Il caso Almasri torna a scuotere il confronto politico e riaccende lo scontro tra governo e opposizioni. Dopo mesi di polemiche, ricostruzioni contrapposte e accuse incrociate, il ministro della Giustizia Carlo Nordio ha trasmesso alla Procura generale di Roma il fascicolo della Corte penale internazionale relativo alla richiesta di arresto del generale libico. Una scelta arrivata dopo la pronuncia della Corte costituzionale, che ha chiarito l’obbligo di trasmissione immediata delle richieste di cooperazione provenienti dall’Aja.
Per Chiara Appendino, deputata del Movimento 5 Stelle, si tratta della conferma politica di quanto denunciato fin dal primo giorno della vicenda: la liberazione di Almasri, poi riportato in Libia con un volo di Stato, non sarebbe stata un incidente procedurale, ma l’esito di una gestione opaca e contraddittoria da parte dell’esecutivo.
«Avevamo ragione, ora è ufficiale», afferma Appendino, ricordando di aver contestato già il 22 gennaio 2025 la versione fornita dal governo. Secondo l’esponente pentastellata, per un anno e mezzo il ministro Nordio e la presidente del Consiglio Giorgia Meloni avrebbero offerto agli italiani spiegazioni parziali, chiamando in causa presunti errori altrui e attribuendo responsabilità ai giudici europei, mentre il fascicolo della Corte penale internazionale restava fermo.

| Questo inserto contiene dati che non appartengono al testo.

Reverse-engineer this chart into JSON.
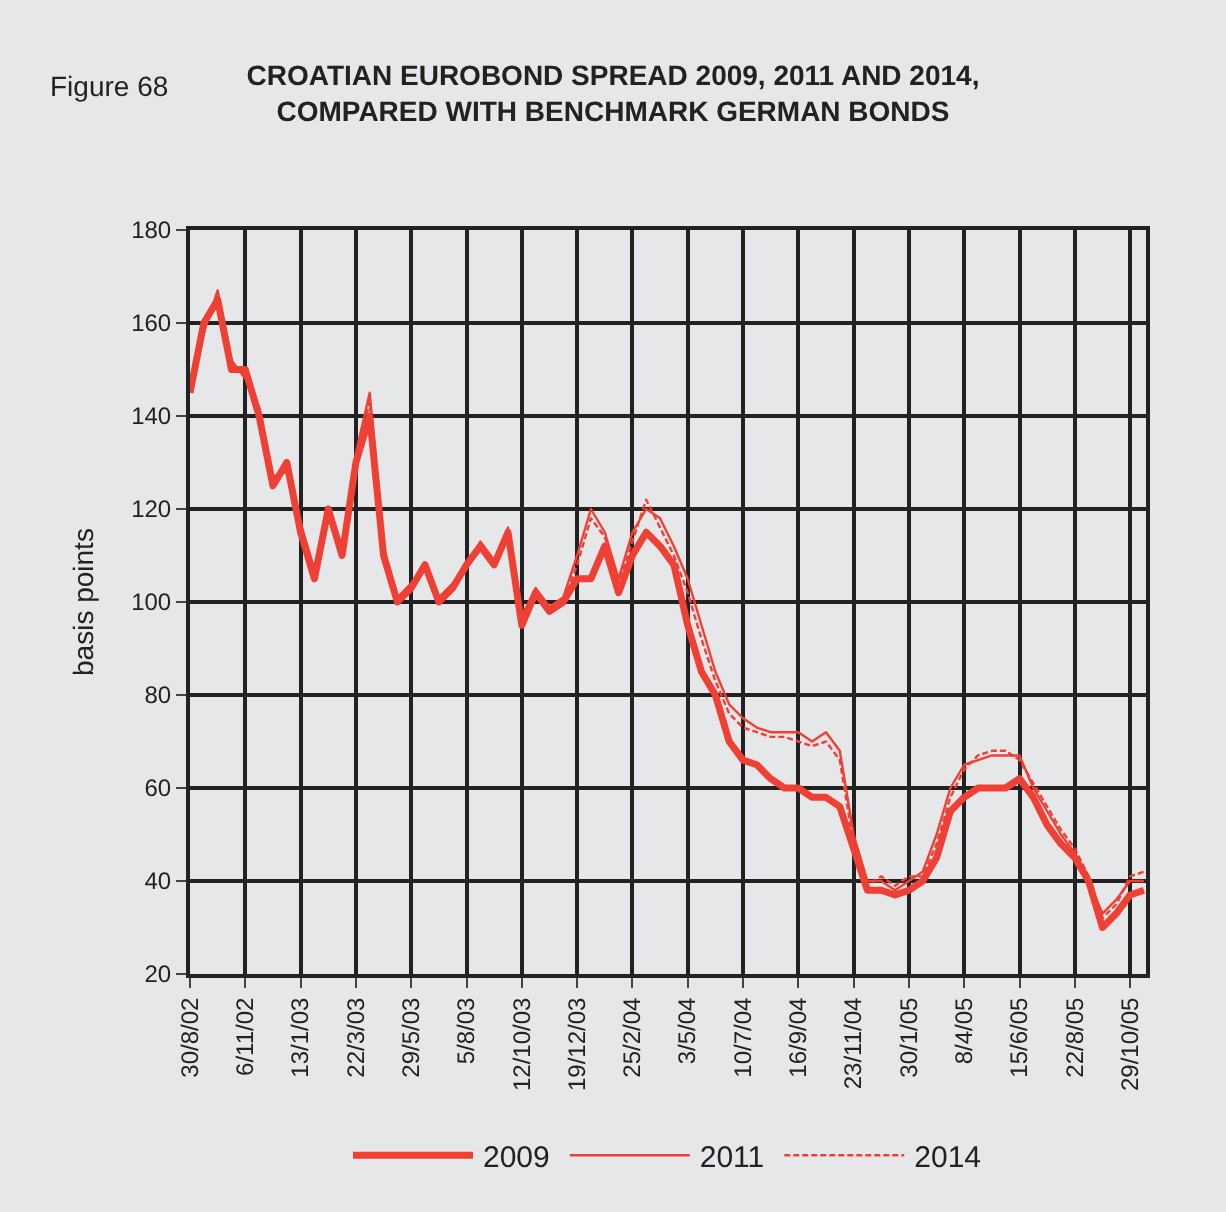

Il nodo, per Appendino, è proprio questo: se l’invio degli atti è arrivato soltanto dopo l’intervento della Consulta, allora non sarebbe stato il senso delle istituzioni a guidare il Guardasigilli, ma la necessità di adeguarsi a una decisione che ha smentito la linea finora sostenuta dal ministero. «Non per senso del dovere né per rispetto delle vittime di Almasri, ma solo perché lo hanno costretto», sottolinea la deputata.
La conclusione politica è netta: per il Movimento 5 Stelle, il Guardasigilli non può restare al suo posto dopo aver atteso una pronuncia della Corte costituzionale per compiere un passaggio che, secondo Appendino, era «ovvio e doveroso» fin dall’inizio. «Le bugie hanno le gambe corte e il castello è crollato pezzo dopo pezzo», incalza l’ex sindaca di Torino. Poi l’affondo finale: «Ora Nordio si dimetta. Un ministro della Giustizia che deve essere costretto da una sentenza a fare ciò che avrebbe dovuto fare dal primo giorno non è degno di quel ruolo».